Every day, Watch This offers staff recommendations inspired by a new movie coming out that week. The release of M. Night Shyamalan's latest film, After Earth, has us thinking back on good movies from often-maligned directors.
The Lost Boys (1987)
Joel Schumacher’s habit of botching movies hadn’t fully blossomed in 1987, when he married the soapy teen drama of his St. Elmo’s Fire with big-haired horror in The Lost Boys. Tapping a potent vein of adolescent angst that’s amplified by all sorts of vampire-cliché cheesiness, Schumacher’s film follows teen Jason Patric as he, divorced mom Dianne Wiest, and younger brother Corey Haim set up residence in the seaside California town of Santa Clara. There, while trolling the boardwalk, Patric swoons for hottie Jami Gertz and falls in with her nominal boyfriend, a hilariously mulleted badass (Kiefer Sutherland, all eyebrows and toothy grins) and his gang of bikers, who turn out to be bloodsuckers. With hormones raging, Patric opts to join the undead crew, even as Haim—who, like every other character in this movie, loves to address his brother by name—is schooled in the ways of vampire murder by two comic-book nerds, the Frog brothers (Corey Feldman and Jamison Newlander).
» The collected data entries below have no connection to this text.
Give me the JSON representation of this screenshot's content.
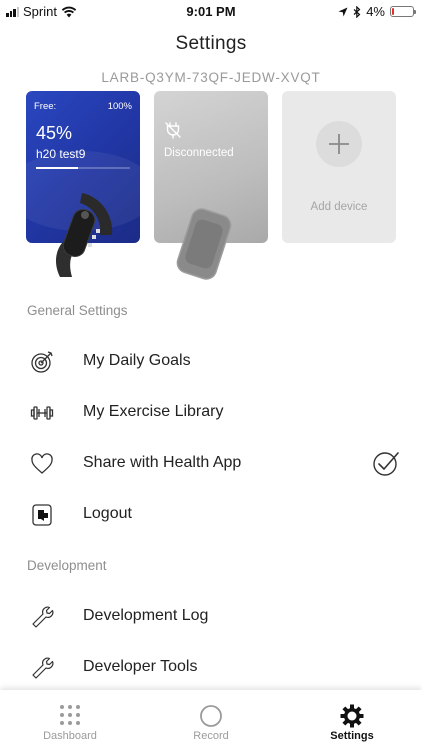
{
  "status_bar": {
    "carrier": "Sprint",
    "time": "9:01 PM",
    "battery": "4%",
    "battery_level": 0.04,
    "icons": [
      "signal-icon",
      "wifi-icon",
      "location-icon",
      "bluetooth-icon",
      "battery-icon"
    ]
  },
  "header": {
    "title": "Settings",
    "device_code": "LARB-Q3YM-73QF-JEDW-XVQT"
  },
  "devices": [
    {
      "free_label": "Free:",
      "battery_pct": "100%",
      "percent": "45%",
      "name": "h20 test9",
      "progress": 0.45,
      "image": "wristband-image"
    },
    {
      "status": "Disconnected",
      "icon": "plug-icon",
      "image": "tracker-image"
    },
    {
      "add_label": "Add device",
      "icon": "plus-icon"
    }
  ],
  "general": {
    "header": "General Settings",
    "items": [
      {
        "label": "My Daily Goals",
        "icon": "target-icon"
      },
      {
        "label": "My Exercise Library",
        "icon": "dumbbell-icon"
      },
      {
        "label": "Share with Health App",
        "icon": "heart-icon",
        "checked": true
      },
      {
        "label": "Logout",
        "icon": "logout-icon"
      }
    ]
  },
  "development": {
    "header": "Development",
    "items": [
      {
        "label": "Development Log",
        "icon": "wrench-icon"
      },
      {
        "label": "Developer Tools",
        "icon": "wrench-icon"
      }
    ]
  },
  "tabs": [
    {
      "label": "Dashboard",
      "icon": "grid-icon",
      "active": false
    },
    {
      "label": "Record",
      "icon": "record-icon",
      "active": false
    },
    {
      "label": "Settings",
      "icon": "gear-icon",
      "active": true
    }
  ],
  "colors": {
    "card_blue": "#2238a8",
    "battery_low": "#e0302a",
    "secondary_text": "#8e8e8e"
  }
}
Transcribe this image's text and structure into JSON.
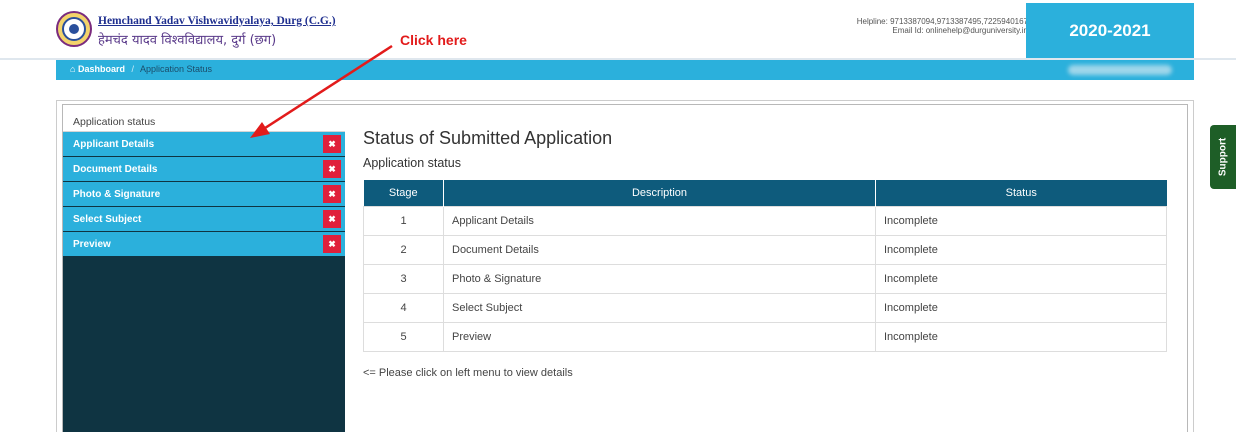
{
  "header": {
    "brand_en": "Hemchand Yadav Vishwavidyalaya, Durg (C.G.)",
    "brand_hi": "हेमचंद यादव विश्वविद्यालय, दुर्ग (छग)",
    "helpline": "Helpline: 9713387094,9713387495,7225940167",
    "email": "Email Id: onlinehelp@durguniversity.in",
    "year": "2020-2021",
    "logo_icon": "university-seal-icon"
  },
  "breadcrumb": {
    "home_icon": "home-icon",
    "home": "Dashboard",
    "separator": "/",
    "current": "Application Status"
  },
  "sidebar": {
    "title": "Application status",
    "items": [
      {
        "label": "Applicant Details",
        "status_icon": "close-icon"
      },
      {
        "label": "Document Details",
        "status_icon": "close-icon"
      },
      {
        "label": "Photo & Signature",
        "status_icon": "close-icon"
      },
      {
        "label": "Select Subject",
        "status_icon": "close-icon"
      },
      {
        "label": "Preview",
        "status_icon": "close-icon"
      }
    ]
  },
  "main": {
    "title": "Status of Submitted Application",
    "subtitle": "Application status",
    "table": {
      "headers": {
        "stage": "Stage",
        "description": "Description",
        "status": "Status"
      },
      "rows": [
        {
          "stage": "1",
          "description": "Applicant Details",
          "status": "Incomplete"
        },
        {
          "stage": "2",
          "description": "Document Details",
          "status": "Incomplete"
        },
        {
          "stage": "3",
          "description": "Photo & Signature",
          "status": "Incomplete"
        },
        {
          "stage": "4",
          "description": "Select Subject",
          "status": "Incomplete"
        },
        {
          "stage": "5",
          "description": "Preview",
          "status": "Incomplete"
        }
      ]
    },
    "hint": "<= Please click on left menu to view details"
  },
  "annotation": {
    "text": "Click here"
  },
  "support": {
    "label": "Support"
  },
  "colors": {
    "accent": "#2bb0dc",
    "sidebar_bg": "#0f3442",
    "table_header": "#0e5b7c",
    "incomplete_badge": "#e0203b",
    "annotation": "#e21b1b",
    "support": "#1e5e27"
  }
}
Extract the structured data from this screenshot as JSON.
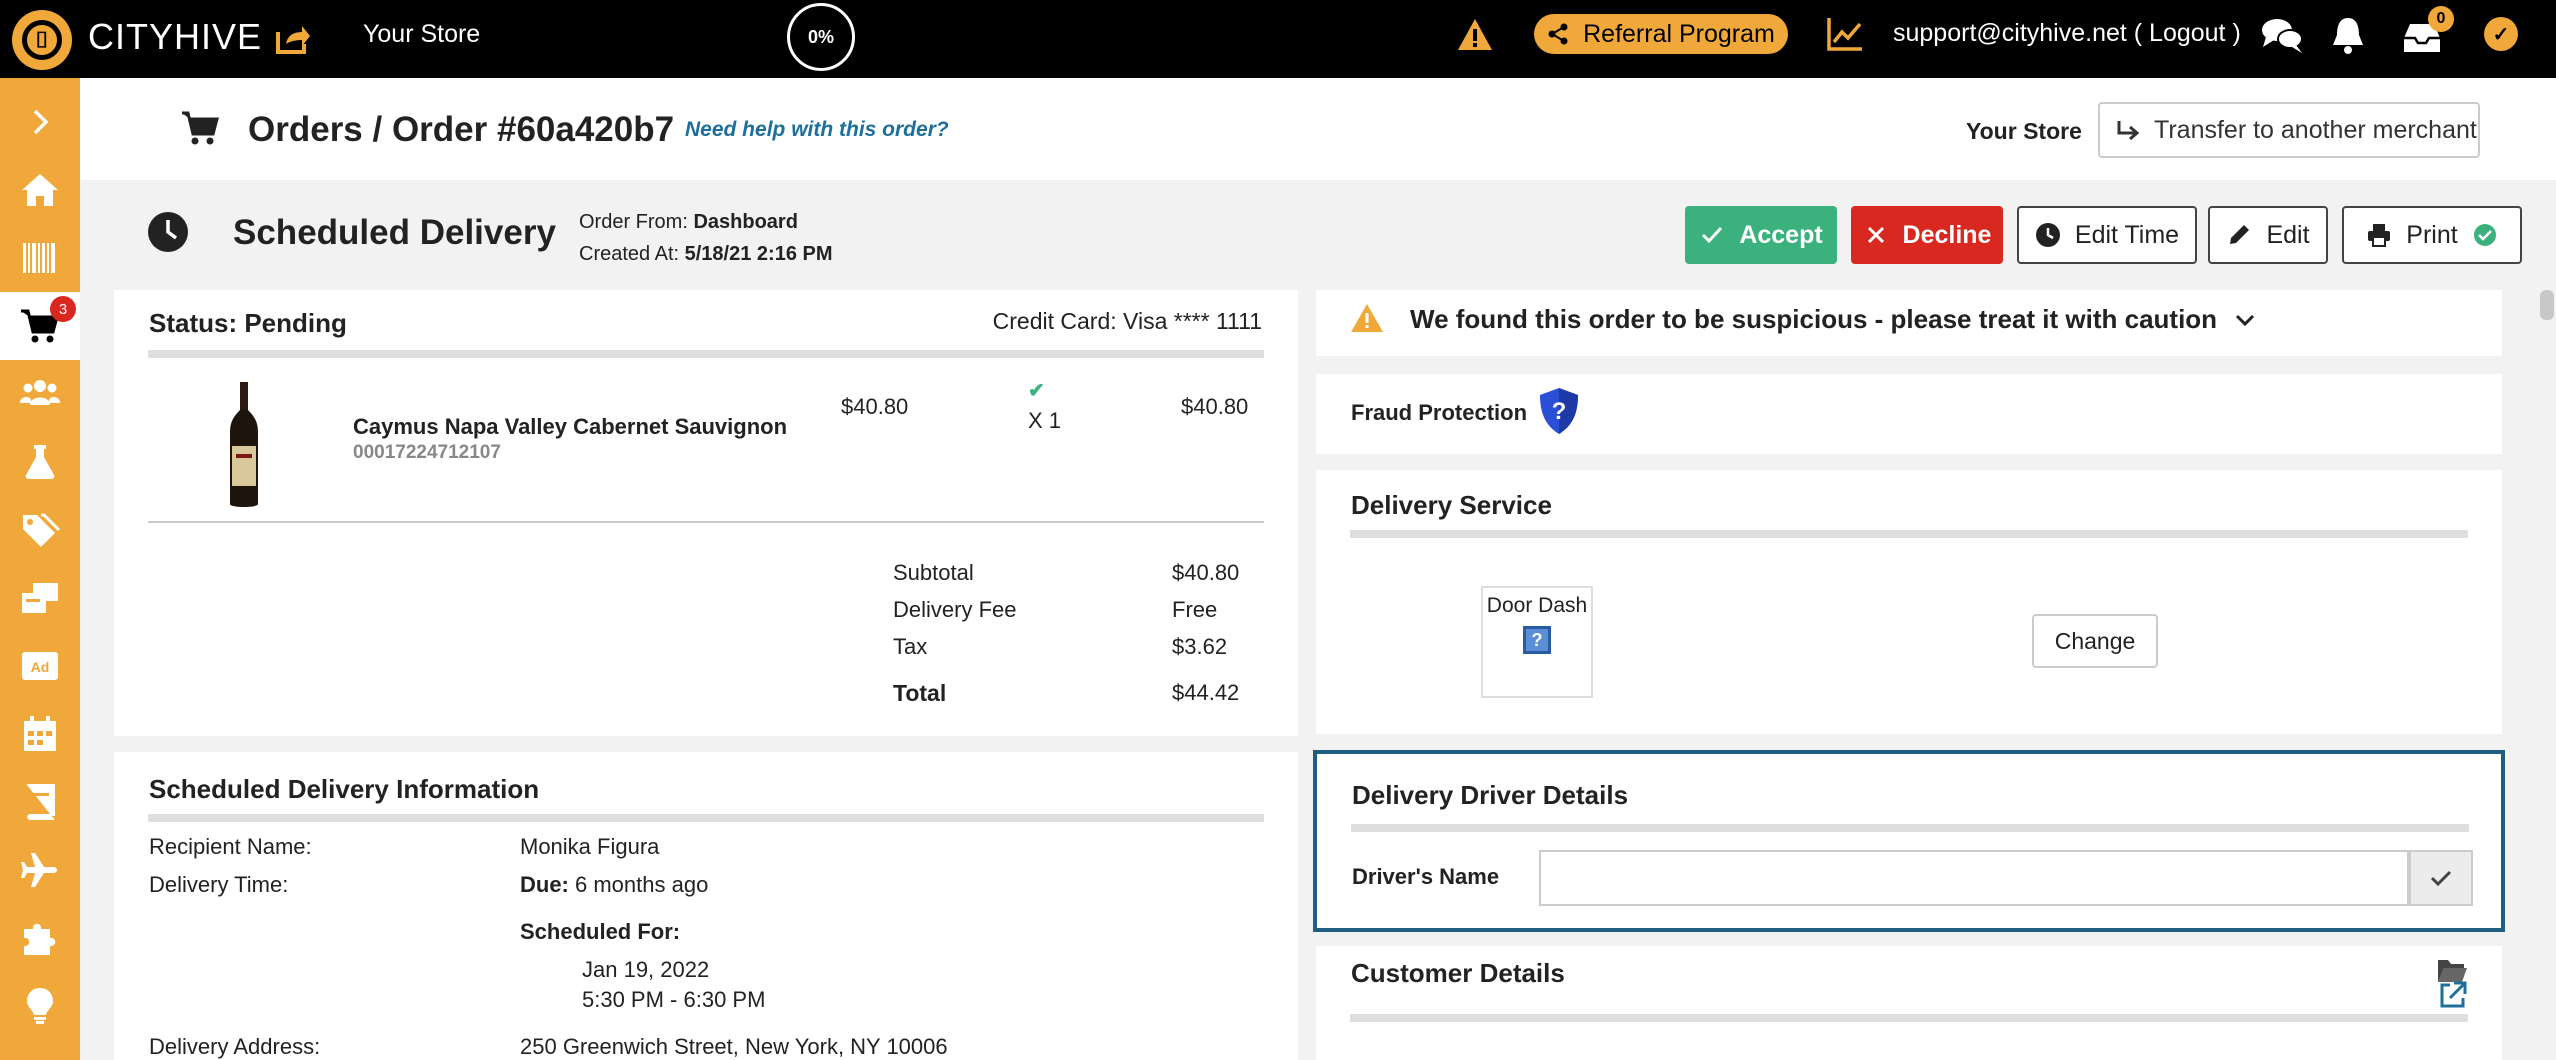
{
  "topbar": {
    "brand": "CITYHIVE",
    "store": "Your Store",
    "progress": "0%",
    "referral_label": "Referral Program",
    "support_text": "support@cityhive.net ( Logout )",
    "inbox_count": "0"
  },
  "sidebar": {
    "cart_badge": "3",
    "items": [
      "expand",
      "home",
      "barcode",
      "orders",
      "customers",
      "lab",
      "tags",
      "products",
      "ads",
      "calendar",
      "book",
      "travel",
      "integrations",
      "ideas"
    ]
  },
  "header": {
    "breadcrumb": "Orders / Order #60a420b7",
    "help_link": "Need help with this order?",
    "store": "Your Store",
    "transfer_label": "Transfer to another merchant"
  },
  "title_row": {
    "title": "Scheduled Delivery",
    "order_from_label": "Order From: ",
    "order_from_value": "Dashboard",
    "created_at_label": "Created At: ",
    "created_at_value": "5/18/21 2:16 PM",
    "accept": "Accept",
    "decline": "Decline",
    "edit_time": "Edit Time",
    "edit": "Edit",
    "print": "Print"
  },
  "order": {
    "status": "Status: Pending",
    "credit_card": "Credit Card: Visa **** 1111",
    "item": {
      "name": "Caymus Napa Valley Cabernet Sauvignon",
      "sku": "00017224712107",
      "price": "$40.80",
      "qty": "X 1",
      "total": "$40.80"
    },
    "summary": [
      {
        "label": "Subtotal",
        "value": "$40.80"
      },
      {
        "label": "Delivery Fee",
        "value": "Free"
      },
      {
        "label": "Tax",
        "value": "$3.62"
      },
      {
        "label": "Total",
        "value": "$44.42"
      }
    ]
  },
  "scheduled_info": {
    "title": "Scheduled Delivery Information",
    "recipient_label": "Recipient Name:",
    "recipient_value": "Monika Figura",
    "time_label": "Delivery Time:",
    "due_label": "Due:",
    "due_value": " 6 months ago",
    "scheduled_for_label": "Scheduled For:",
    "scheduled_date": "Jan 19, 2022",
    "scheduled_window": "5:30 PM - 6:30 PM",
    "address_label": "Delivery Address:",
    "address_value": "250 Greenwich Street, New York, NY 10006"
  },
  "right": {
    "warning": "We found this order to be suspicious - please treat it with caution",
    "fraud_label": "Fraud Protection",
    "delivery_service_title": "Delivery Service",
    "provider": "Door Dash",
    "provider_icon": "?",
    "change": "Change",
    "driver_title": "Delivery Driver Details",
    "driver_label": "Driver's Name",
    "driver_value": "",
    "customer_title": "Customer Details"
  },
  "colors": {
    "accent": "#f0a83a",
    "accept": "#3bb27d",
    "decline": "#d9281f",
    "link": "#1e6f9b",
    "highlight_border": "#1e5f80"
  }
}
Patric is such a wimpy wannabe-Dracula that he won’t even feed on neo-Nazis, but as far as films that equate vampirism with puberty go, The Lost Boys thrives courtesy of its exaggerated earnestness and embrace of cornball conventions, right up to a final twist that’s telegraphed from the outset. Amid its brooding and bloodletting, the film’s portrait of youth as a series of tests of manhood—most involving protecting one’s clan from internal and external threats—remains compelling thanks in large part to Schumacher’s sleek direction, which locates a well-pitched tone of semi-seriousness that co-mingles melodrama and the macabre in a vigorous faux-lurid manner. That it also features both Coreys in their Teen Beat prime doesn’t hurt the humor factor either, nor do lead performances from Patric, Gertz, and Sutherland that are equally overheated, as well as a story that—in keeping with fellow ’80s touchstones like Sixteen Candles and Some Kind Of Wonderful—predictably concludes that women find animalistic sexuality far less attractive than sensitive soulfulness.
Availability: DVD and Blu-ray, rental or purchase from the major digital providers, and disc delivery from Netflix.